The 1912 United States presidential election in Utah was held on November 5, 1912. Utah voters chose four representatives, or electors to the Electoral College, who voted for president and vice president.
After being overwhelmingly carried by William Jennings Bryan in its first presidential election from its statehood year of 1896, Utah was to vote Republican by increasing margins in the following three elections, with only Washington County in the Dixie region voting Democratic in 1904 and 1908. By 1909, there were just two Democrats in the state legislature – a number fewer than any other state except Michigan during the middle 1900s and 1920s.

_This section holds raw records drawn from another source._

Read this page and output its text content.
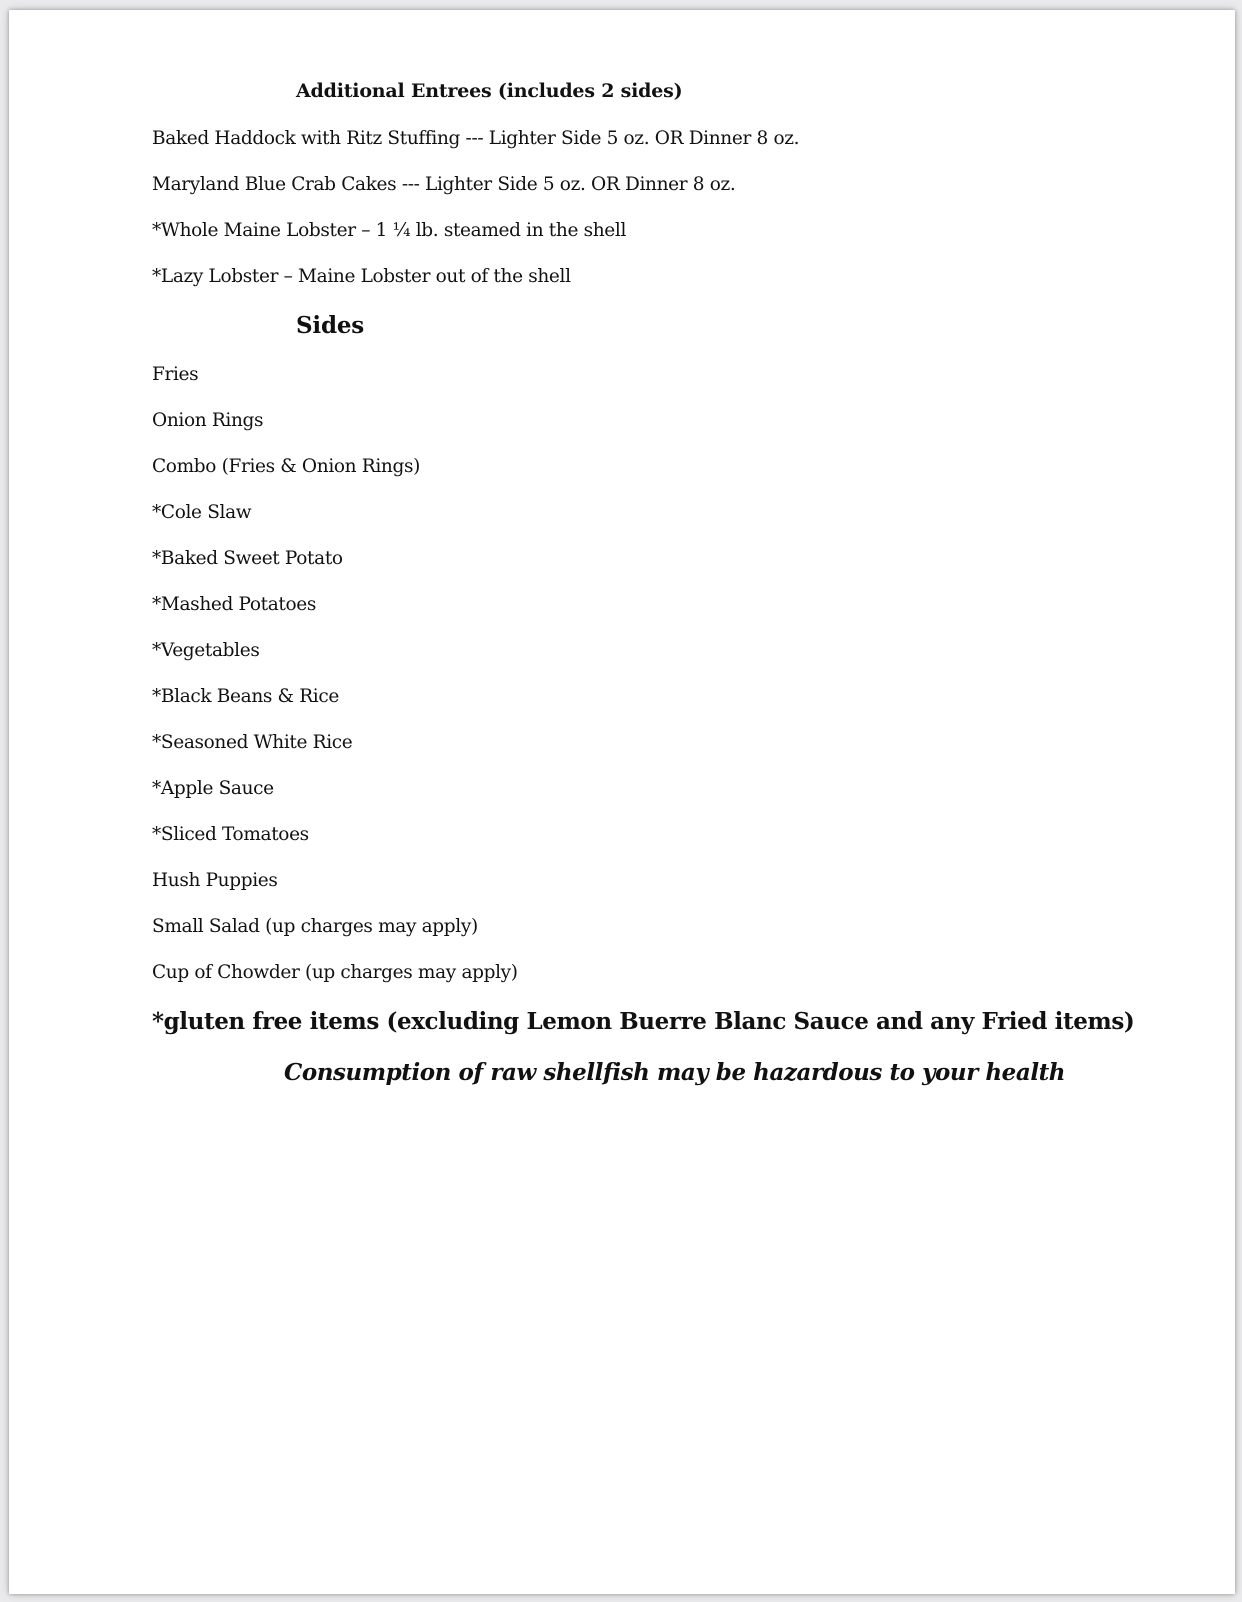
Additional Entrees (includes 2 sides)
Baked Haddock with Ritz Stuffing --- Lighter Side 5 oz. OR Dinner 8 oz.
Maryland Blue Crab Cakes --- Lighter Side 5 oz. OR Dinner 8 oz.
*Whole Maine Lobster – 1 ¼ lb. steamed in the shell
*Lazy Lobster – Maine Lobster out of the shell
Sides
Fries
Onion Rings
Combo (Fries & Onion Rings)
*Cole Slaw
*Baked Sweet Potato
*Mashed Potatoes
*Vegetables
*Black Beans & Rice
*Seasoned White Rice
*Apple Sauce
*Sliced Tomatoes
Hush Puppies
Small Salad (up charges may apply)
Cup of Chowder (up charges may apply)
*gluten free items (excluding Lemon Buerre Blanc Sauce and any Fried items)
Consumption of raw shellfish may be hazardous to your health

However, during William Howard Taft's presidency, his predecessor Theodore Roosevelt became bitterly opposed to his policies on antitrust and the opening of public lands to private concerns. and thus decided to run in Republican primaries. Roosevelt's personal popularity and a powerful speaking tour was sufficient for him to "steamroll" through primaries, but Taft was able to prevail as the Republican nominee through traditional machine and party tactics. Reformers bolted the Republicans and formed the "Progressive" or "Bull Moose" Party with Roosevelt as standard-bearer. Taft – already unpopular with the public and not enjoying being President – decided to run, not in expectation of being re-elected but rather to preserve the GOP apparatus for future conservative action.
Because Taft made no efforts to campaign, he lost easily in most states; however, in Utah, a powerful political machine under long-serving senator and Mormon ApostleReed Smoot had been developed to counter the anti-Mormon "American Party", which had become the effective opposition to the Republicans in local elections and had elected mayors in Salt Lake City. Combined with a very prosperous rural economy in both the farming and mining sectors, this produced strong loyalty among local Mormon communities to Taft, who was also supported by the local Mormon and non-Mormon press. Those supporting Roosevelt were viewed as "insincere" and as "office-seekers", although latterly such press criticism was toned down.
Taft was thus able to hold the state, with the maintenance of tariffs being critical for the 52 percent of Utahns who were farmers in 1912. Wilson and Roosevelt were most successful in the remote, less Mormon areas east of the Wasatch Mountains, and in some urban areas with more progressive tendencies. Socialist Eugene Debs, in the most successful of his five presidential campaigns, obtained eight percent of the vote but did much better than this in some mining areas.
Utah became one of the only two states to vote for Taft in 1912, the other being Vermont, and with 37.46% of the popular vote made the state his strongest victory in the election.